И два дня муж сидел в своей комнате, писал, а сегодня читал нам с дочкой: пацаны растут в поселке обслуги, видят, что за проволокой и высоким забором скрыты озеро, дачи, особняки, в бронированные ворота въезжают и выезжают черные «Волги», вот и мстят… Хвалю написанное и советую:
– Под своей фамилией посылать будешь? Я бы посоветовала – под псевдонимом, а то опять вызовешь «огонь на себя».
Но он после прогулки говорит:
– Решил поставить свою подпись.
Решил, так решил.
…Утром проснулась с ощущением света и радости, – ведь сегодня Пасха. Прошла на кухню, позвала Платона, а он вошел, глянул на стол с традиционной кашей, усмехнулся, проворчал вроде бы шутливо:
– Ты бы вначале поставила на стол бутылку водки, нарезала ветчины, положила в тарелку солений, кулич испекла, а потом и приглашала.
Знаю, почти упрекает, что не умею праздновать. Да, не умею. Каток атеизма и государственного пренебрежения к подобным праздникам прошелся и по нашим душам.
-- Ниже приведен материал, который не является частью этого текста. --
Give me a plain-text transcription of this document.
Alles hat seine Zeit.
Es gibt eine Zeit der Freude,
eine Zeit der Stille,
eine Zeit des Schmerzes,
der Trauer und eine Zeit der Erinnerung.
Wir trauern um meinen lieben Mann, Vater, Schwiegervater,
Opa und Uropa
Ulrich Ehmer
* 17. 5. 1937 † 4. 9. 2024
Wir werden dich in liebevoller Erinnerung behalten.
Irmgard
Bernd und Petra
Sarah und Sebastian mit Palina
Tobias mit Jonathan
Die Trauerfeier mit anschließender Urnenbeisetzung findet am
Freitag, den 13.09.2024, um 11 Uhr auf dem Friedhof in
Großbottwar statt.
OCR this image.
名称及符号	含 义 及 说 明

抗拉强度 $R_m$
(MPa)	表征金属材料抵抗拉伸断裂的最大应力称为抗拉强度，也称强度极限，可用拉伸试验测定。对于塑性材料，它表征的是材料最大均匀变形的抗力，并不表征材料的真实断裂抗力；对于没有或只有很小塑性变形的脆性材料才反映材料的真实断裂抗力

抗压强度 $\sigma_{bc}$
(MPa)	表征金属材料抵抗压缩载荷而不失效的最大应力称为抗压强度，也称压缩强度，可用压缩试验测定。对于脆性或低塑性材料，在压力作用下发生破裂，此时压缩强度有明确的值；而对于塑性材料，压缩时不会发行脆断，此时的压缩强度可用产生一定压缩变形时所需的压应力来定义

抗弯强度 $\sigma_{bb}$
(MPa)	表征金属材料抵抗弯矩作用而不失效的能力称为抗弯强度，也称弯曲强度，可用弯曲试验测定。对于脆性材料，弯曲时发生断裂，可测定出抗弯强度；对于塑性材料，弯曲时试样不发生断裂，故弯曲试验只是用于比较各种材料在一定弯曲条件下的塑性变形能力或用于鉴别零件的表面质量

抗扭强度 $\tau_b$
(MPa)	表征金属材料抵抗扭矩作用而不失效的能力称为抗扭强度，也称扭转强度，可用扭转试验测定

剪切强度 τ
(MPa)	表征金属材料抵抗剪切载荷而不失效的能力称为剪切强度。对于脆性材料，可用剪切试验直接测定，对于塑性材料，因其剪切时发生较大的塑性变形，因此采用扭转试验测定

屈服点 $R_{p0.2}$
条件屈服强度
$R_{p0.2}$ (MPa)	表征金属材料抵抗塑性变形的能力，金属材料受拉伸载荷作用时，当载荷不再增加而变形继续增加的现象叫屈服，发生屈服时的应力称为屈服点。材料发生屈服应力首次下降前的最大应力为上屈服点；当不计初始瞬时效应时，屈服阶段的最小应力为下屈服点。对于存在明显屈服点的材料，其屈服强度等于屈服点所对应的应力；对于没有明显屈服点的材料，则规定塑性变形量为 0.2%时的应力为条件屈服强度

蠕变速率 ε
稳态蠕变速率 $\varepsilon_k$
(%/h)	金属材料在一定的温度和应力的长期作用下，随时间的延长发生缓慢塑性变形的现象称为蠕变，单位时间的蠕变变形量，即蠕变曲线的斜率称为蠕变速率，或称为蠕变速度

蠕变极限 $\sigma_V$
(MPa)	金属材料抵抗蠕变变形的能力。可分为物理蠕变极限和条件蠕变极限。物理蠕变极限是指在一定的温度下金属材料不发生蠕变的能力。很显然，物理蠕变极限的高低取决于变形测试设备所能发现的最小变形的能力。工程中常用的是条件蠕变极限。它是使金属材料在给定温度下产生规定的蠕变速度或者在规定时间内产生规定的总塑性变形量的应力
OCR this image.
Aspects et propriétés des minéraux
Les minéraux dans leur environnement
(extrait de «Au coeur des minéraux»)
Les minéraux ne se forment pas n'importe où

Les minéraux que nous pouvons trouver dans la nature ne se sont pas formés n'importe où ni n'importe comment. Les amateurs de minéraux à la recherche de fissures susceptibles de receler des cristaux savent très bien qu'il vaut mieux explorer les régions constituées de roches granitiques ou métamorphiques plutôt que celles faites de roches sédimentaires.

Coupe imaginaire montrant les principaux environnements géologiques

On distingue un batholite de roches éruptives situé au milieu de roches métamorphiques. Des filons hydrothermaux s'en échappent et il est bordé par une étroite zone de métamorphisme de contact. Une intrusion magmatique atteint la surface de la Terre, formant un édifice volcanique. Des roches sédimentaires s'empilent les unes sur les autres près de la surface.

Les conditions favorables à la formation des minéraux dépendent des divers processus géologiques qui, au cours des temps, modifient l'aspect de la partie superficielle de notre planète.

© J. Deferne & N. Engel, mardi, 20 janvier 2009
Но все же… Достала недавно засоленный кусок сала, нарезала колбасу, которую вчера на работе «дали», поставила кекс, испеченный накануне и вспомнила: есть же недопитое сухое вино!
– Вот тебе и ветчина, и бутылка, и кулич…
Удивился… Вошла только что проснувшаяся дочка, – сын-то уехал в Карачев, а она с подругой вчера ходила в церковь слушать песнопения… А мы слушали с магнитофона, на пианино стояла икона, перед ней горела свеча, и вот сейчас Платон налил вина в рюмки:
– Выпьем за то, чтобы истина, красота, добро всегда возрождались.
– Воскресали, как воскрес Христос, – уточнила я.
Мама, Сафонова Мария Тихоновна (1903—1994) Фото 1961 года.
…И опять брала на работе магнитофон, хотя на этот раз уж очень дотошно допытывались: зачем нужен… режиссеру? Но дали, так что вчера ездила к маме и записала целую катушку. Кажется, она устала от своих воспоминаний и поэтому, если удастся еще раз взять магнитофон, то надо будет составить для нее последние вопросы, а потом… Смогу ли из этих «лоскутков сшить» что-то? Нет, еще не знаю. Но думаю, что в этом поможет мне моя профессия режиссера. А назову написанное «Негасимая лампада», и уже знаю с чего начну: мама рассказывает об учителе-революционере, который жил у них, и который однажды отрекся от Бога и погасил лампаду у иконы.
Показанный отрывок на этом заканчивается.